The bill passed the House on Monday after six hours of debate and was scheduled for a Senate vote on Thursday. That’s when Republicans started planning to get out of town.
“HB 2020 is so significant a policy and our only option left is this protest,” Knopp said.
Without the Republicans, the Senate does not have enough members present to create a quorum required to conduct business.
Senate President Peter Courtney, D-Salem, formally requested Thursday that Brown send state troopers to find the absent Republican senators. Brown immediately agreed. Those who do not return by tomorrow will be fined $500 per day. Courtney, who was elected to the Legislature in 1980, called the events “the saddest day of my legislative life.” In a strained and sometimes mournful voice, Courtney pleaded with the Republicans to return.
“I beg and beseech my fellow legislators to come to the floor.” Courtney said. “I need you, the Legislature needs you, the people of Oregon need you to pass budgets, to take care of our citizens and their health, their education, their safety, their well-being. I cannot do it without you. We cannot do it without you.”
The Oregon State Police issued an unsigned statement Thursday saying it will carry out Brown’s order, citing the state statutes that give the governor power to take action.
“While we obviously have many tools at our disposal, patience and communication is and always will be our first, and preferred, option,” the statement said.
Democrats hold an 18-11 majority in the Senate, with one seat vacant since Sen. Jackie Winters, R-Salem, died May 29. The Senate supermajority gives Democrats enough votes to pass policy bills that require a simple majority and revenue bills that require a three-fifths majority. GOP senators have little leverage to shape or slow legislation.
The Republicans have one weapon they can wield: the quorum. The constitution requires at least 20 of the 30 senators be present in order for legislation to be considered. The walkout effectively shuts down the Senate and has a ripple effect on House legislation still requiring Senate approval.
Senate Republicans want HB 2020 put on hold, or at least changed to include moderating amendments offered by Sen. Betsy Johnson, D-Scappoose,who sides with Republicans on some issues.

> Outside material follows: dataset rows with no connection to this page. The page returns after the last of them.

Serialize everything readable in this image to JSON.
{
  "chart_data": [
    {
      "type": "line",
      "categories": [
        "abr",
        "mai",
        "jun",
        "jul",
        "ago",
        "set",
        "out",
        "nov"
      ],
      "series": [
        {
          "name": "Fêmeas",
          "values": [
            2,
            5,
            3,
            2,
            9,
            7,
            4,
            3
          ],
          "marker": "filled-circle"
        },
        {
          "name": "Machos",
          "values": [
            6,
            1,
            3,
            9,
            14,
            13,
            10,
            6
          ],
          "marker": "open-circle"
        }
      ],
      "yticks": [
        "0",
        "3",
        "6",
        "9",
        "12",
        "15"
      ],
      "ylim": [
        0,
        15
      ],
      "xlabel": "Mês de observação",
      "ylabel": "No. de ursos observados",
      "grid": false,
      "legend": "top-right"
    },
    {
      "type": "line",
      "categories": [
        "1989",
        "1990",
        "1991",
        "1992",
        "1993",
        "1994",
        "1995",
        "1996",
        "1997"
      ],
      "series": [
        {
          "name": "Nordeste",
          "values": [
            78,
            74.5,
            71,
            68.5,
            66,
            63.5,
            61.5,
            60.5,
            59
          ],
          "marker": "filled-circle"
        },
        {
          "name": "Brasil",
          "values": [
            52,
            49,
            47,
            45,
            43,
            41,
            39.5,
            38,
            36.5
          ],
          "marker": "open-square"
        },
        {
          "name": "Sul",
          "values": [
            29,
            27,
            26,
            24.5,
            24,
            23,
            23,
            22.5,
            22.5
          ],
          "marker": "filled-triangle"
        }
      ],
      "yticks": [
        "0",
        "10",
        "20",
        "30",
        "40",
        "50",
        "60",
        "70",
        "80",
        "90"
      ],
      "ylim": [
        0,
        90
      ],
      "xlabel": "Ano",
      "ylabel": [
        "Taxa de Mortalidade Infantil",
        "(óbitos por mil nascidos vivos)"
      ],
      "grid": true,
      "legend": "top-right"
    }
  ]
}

In Oregon, legislation cannot be amended on the House or Senate floor. Any revisions would require sending the bill back to a committee.

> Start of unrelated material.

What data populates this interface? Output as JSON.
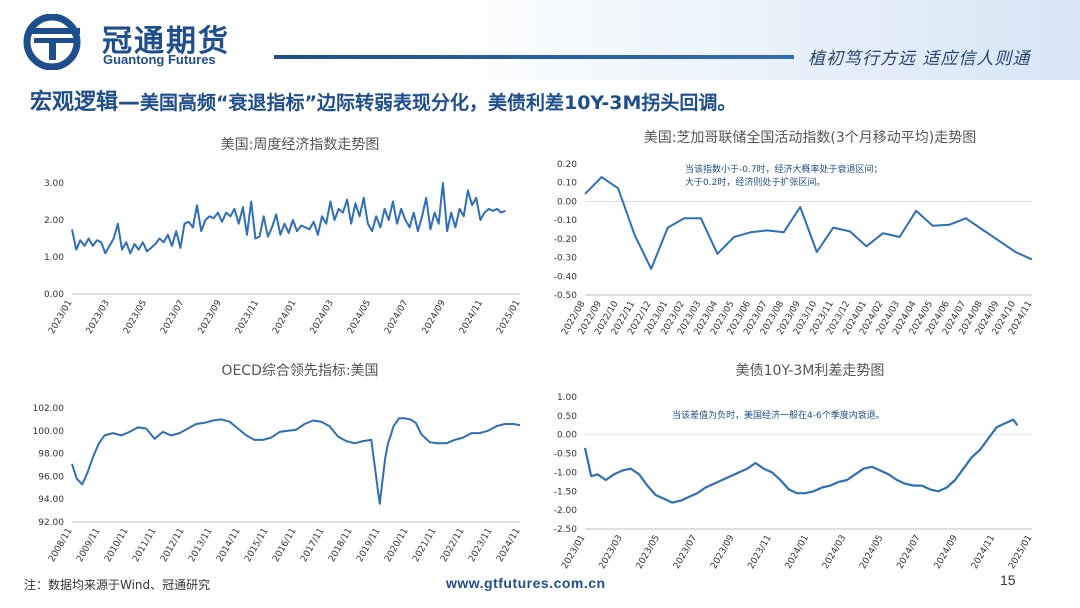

The walkout is the second by Senate Republicans during the 2019 session. In May, GOP lawmakers walked out in opposition to Brown’s signature initiative for 2019 — a $2 billion business tax package to boost funding for K-12 public education.
Democratic leaders decided against trying to force Republicans to return. Brown would not budge on the tax, but brokered a deal in which Democrats agreed to kill bills on mandatory vaccinations and gun control, which were opposed by many Republicans. In return, Republicans pledged to return to the Senate and not use tactics to slow or stop legislation. The tax for education was approved soon after.

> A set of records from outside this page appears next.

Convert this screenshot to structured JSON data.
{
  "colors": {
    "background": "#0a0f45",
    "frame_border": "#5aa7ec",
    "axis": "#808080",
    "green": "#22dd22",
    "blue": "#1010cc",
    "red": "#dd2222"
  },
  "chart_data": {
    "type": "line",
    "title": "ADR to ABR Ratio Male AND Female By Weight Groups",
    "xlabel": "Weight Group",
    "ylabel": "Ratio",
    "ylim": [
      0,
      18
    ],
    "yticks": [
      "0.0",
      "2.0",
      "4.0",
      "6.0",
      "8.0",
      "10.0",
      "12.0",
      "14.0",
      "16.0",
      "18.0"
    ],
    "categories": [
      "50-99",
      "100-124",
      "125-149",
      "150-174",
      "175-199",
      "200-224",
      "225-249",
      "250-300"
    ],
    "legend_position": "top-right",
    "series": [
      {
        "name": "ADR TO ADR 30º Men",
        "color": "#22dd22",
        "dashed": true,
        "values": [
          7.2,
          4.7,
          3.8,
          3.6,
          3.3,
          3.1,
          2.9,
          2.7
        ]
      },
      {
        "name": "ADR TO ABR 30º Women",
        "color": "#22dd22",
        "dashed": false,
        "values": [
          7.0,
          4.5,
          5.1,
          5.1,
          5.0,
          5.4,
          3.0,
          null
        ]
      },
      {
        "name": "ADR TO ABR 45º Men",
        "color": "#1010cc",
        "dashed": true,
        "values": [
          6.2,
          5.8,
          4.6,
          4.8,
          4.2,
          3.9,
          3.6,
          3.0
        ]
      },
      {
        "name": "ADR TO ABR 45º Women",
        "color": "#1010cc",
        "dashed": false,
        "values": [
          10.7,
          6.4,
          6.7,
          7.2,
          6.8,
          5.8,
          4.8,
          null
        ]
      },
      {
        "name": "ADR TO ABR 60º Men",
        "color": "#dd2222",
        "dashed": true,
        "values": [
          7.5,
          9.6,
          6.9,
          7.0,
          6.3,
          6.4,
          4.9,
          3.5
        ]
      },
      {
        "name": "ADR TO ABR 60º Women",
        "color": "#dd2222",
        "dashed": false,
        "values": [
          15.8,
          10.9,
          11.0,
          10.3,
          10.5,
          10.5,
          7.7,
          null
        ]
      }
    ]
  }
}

Republicans say Brown broke the bargain by not honoring a promise to “reset” discussions on the carbon cap to include more input from lawmakers representing rural Oregon.
“There was no reset,” Knopp said. “If our voices are not heard and respected, we don’t have a constitutional obligation to stand by and provide a quorum while the majority from Portland rushes through a very inefficient and flawed bill.”
Brown pledged Thursday that there would be no new deal. Though the state Constitution requires the Legislature to adjourn no later than June 30, Brown said she would call a special session to begin July 2, if necessary.
In the meantime, Knopp said he and other Senate Republicans would stay on the move. Knopp said he hasn’t even told his family where he is going to be on any given day. For now, they will rely on social media to check in on each other.
“We’re going to have to get used to a lot of FaceTime,” Knopp said.